Para Tahanan Palestina yang tersebut Dibebaskan Alami Penyiksaan Ekstrem juga Kurang Gizi

GAZA – Warga Palestina yang digunakan dibebaskan sebagai bagian dari gelombang ketujuh kemudian terakhir dari kesepakatan pertukaran tahanan Hamas-Israel tampak kurus kering kemudian menunjukkan tanda-tanda penyakit dermis dan juga penyiksaan.
Tanda-tanda itu terlihat di rekaman yang dimaksud dibagikan pada media sosial. Salah satu mantan tahanan dibebaskan pada waktu pada keadaan koma lalu dipindahkan ke rumah sakit pada Tepi Barat yang diduduki.
Sekitar 456 warga Palestina dibebaskan juga dipindahkan ke Jalur Gaza, menurut Saleh Al-Hams, direktur keperawatan pada Rumah Sakit Eropa Daerah Gaza dalam Khan Yunis.
“Para tahanan berada pada kondisi sangat kurus kering, beberapa tak dapat berjalan lantaran pemukulan serta penyiksaan hebat yang mana dia alami,” ungkap Al-Hams.
Dia menambahkan, “Sebagian besar tahanan menderita penyakit kulit, dan juga satu perkara dirawat pada rumah sakit semalam lantaran fibrosis paru-paru.”
Pejabat kebugaran yang dimaksud mencatatkan data di area antara merekan yang dimaksud dibebaskan terdapat 15 staf kesehatan, yang digunakan ditahan dari rumah sakit selama peperangan genosida tanah Israel pada Gaza.
Menurut Hamas, 11 dari merek yang tersebut dibebaskan ke Jalur Daerah Gaza adalah tahanan yang menjalani hukuman seumur hidup atau hukuman panjang yang telah terjadi ditahan sebelum 7 Oktober 2023, sementara yang digunakan lainnya ditahan tentara tanah Israel di area Daerah Gaza setelahnya itu.
Hamas menambahkan, 97 tahanan yang dimaksud menjalani hukuman seumur hidup atau hukuman panjang juga dideportasi ke Mesir.

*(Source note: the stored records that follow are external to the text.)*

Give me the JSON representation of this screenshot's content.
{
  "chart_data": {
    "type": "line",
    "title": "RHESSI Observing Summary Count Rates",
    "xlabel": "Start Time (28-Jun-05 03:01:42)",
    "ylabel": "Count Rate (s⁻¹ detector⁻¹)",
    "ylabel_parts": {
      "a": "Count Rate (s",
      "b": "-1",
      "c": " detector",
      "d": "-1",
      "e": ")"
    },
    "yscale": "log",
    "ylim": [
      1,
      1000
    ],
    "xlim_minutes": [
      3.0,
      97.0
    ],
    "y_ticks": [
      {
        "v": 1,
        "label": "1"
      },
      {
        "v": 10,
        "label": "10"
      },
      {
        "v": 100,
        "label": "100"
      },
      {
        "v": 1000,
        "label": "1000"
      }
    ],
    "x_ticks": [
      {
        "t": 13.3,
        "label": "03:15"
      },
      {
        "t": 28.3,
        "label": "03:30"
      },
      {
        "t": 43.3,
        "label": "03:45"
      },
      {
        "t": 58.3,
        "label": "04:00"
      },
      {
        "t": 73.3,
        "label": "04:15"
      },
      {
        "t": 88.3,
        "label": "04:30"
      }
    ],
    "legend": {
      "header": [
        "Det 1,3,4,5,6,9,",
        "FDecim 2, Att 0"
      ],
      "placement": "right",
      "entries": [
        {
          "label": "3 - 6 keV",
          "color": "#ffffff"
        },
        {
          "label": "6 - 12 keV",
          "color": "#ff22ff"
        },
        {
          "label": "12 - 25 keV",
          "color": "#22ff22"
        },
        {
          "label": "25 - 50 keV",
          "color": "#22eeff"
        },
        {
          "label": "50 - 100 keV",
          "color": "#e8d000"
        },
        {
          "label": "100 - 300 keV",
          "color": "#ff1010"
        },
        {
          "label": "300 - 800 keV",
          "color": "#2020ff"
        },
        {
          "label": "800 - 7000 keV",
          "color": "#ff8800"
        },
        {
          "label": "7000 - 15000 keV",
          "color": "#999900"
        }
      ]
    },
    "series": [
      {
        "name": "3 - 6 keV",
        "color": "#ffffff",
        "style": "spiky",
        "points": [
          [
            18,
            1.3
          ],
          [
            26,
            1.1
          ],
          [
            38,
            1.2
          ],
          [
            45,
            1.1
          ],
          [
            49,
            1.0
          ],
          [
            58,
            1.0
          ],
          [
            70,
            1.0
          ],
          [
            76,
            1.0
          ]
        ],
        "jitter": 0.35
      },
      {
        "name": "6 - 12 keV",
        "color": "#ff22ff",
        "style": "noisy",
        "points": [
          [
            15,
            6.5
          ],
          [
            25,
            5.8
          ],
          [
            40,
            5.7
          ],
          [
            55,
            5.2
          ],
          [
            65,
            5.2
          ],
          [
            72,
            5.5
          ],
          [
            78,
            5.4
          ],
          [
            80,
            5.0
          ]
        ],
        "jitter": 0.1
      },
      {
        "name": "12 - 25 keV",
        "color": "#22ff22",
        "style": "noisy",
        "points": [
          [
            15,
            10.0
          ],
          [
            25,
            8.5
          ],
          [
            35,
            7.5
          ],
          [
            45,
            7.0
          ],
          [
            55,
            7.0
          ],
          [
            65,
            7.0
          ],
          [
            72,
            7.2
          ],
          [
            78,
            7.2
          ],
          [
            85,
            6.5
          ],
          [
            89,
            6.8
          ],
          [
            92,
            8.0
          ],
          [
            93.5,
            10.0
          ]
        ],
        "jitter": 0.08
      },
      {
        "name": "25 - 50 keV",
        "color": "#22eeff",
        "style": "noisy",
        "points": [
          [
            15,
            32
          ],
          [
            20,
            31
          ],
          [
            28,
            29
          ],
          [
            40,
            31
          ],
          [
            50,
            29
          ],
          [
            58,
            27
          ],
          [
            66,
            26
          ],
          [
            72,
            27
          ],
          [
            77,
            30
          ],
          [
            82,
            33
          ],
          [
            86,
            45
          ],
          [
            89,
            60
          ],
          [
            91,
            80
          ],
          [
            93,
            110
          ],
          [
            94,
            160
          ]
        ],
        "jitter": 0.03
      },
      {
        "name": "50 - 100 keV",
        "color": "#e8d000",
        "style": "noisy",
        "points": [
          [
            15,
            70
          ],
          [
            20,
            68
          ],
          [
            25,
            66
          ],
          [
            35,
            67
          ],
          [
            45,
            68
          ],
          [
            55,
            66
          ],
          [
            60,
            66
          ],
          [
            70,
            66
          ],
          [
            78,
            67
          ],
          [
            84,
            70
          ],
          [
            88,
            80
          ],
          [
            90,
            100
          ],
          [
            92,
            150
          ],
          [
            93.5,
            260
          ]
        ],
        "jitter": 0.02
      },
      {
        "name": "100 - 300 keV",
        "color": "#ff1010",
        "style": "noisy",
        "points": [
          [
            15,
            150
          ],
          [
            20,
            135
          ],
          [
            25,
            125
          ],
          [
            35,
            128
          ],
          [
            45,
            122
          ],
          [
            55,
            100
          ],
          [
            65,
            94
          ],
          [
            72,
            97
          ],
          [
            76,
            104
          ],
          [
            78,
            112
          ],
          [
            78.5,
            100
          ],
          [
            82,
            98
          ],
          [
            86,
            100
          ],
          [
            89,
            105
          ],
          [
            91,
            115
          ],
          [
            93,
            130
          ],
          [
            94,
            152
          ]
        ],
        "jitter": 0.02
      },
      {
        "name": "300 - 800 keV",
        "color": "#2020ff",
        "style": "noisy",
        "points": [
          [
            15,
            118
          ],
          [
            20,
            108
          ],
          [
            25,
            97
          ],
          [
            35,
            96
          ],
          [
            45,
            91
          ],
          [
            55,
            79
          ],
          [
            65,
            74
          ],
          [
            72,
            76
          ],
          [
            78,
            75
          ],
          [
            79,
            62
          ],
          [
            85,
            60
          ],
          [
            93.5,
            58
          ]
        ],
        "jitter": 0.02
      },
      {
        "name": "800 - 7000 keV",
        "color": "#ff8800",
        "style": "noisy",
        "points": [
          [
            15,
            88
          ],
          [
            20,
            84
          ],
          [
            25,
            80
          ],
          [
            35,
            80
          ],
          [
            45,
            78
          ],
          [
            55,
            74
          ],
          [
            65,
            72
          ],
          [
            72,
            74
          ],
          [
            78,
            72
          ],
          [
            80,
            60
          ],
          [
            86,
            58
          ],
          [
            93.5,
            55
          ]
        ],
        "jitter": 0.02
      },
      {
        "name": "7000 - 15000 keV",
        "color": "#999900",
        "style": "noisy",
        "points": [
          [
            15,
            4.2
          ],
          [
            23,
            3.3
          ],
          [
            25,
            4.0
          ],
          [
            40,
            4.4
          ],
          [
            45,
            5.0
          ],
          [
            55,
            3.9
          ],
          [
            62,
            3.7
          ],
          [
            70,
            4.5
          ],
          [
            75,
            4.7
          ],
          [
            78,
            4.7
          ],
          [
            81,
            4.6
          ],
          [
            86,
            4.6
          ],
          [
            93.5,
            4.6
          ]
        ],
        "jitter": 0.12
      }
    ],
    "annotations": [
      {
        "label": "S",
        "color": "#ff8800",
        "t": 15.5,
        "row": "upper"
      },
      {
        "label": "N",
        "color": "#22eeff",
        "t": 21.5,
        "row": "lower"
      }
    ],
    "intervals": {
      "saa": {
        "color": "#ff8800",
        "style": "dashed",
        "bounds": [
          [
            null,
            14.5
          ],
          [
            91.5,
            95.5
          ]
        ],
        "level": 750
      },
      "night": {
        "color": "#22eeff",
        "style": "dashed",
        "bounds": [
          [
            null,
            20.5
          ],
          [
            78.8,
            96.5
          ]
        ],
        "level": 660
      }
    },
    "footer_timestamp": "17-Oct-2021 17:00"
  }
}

Amani Sarahneh dari Komunitas Tahanan Palestina menyatakan terhadap Anadolu bahwa otoritas pendudukan tanah Israel memblokir pembebasan 46 anak-anak serta wanita.
Dia menambahkan otoritas negeri Israel menunda pembebasan dia hingga verifikasi penuh melawan jenazah yang mana diterima dari Gaza.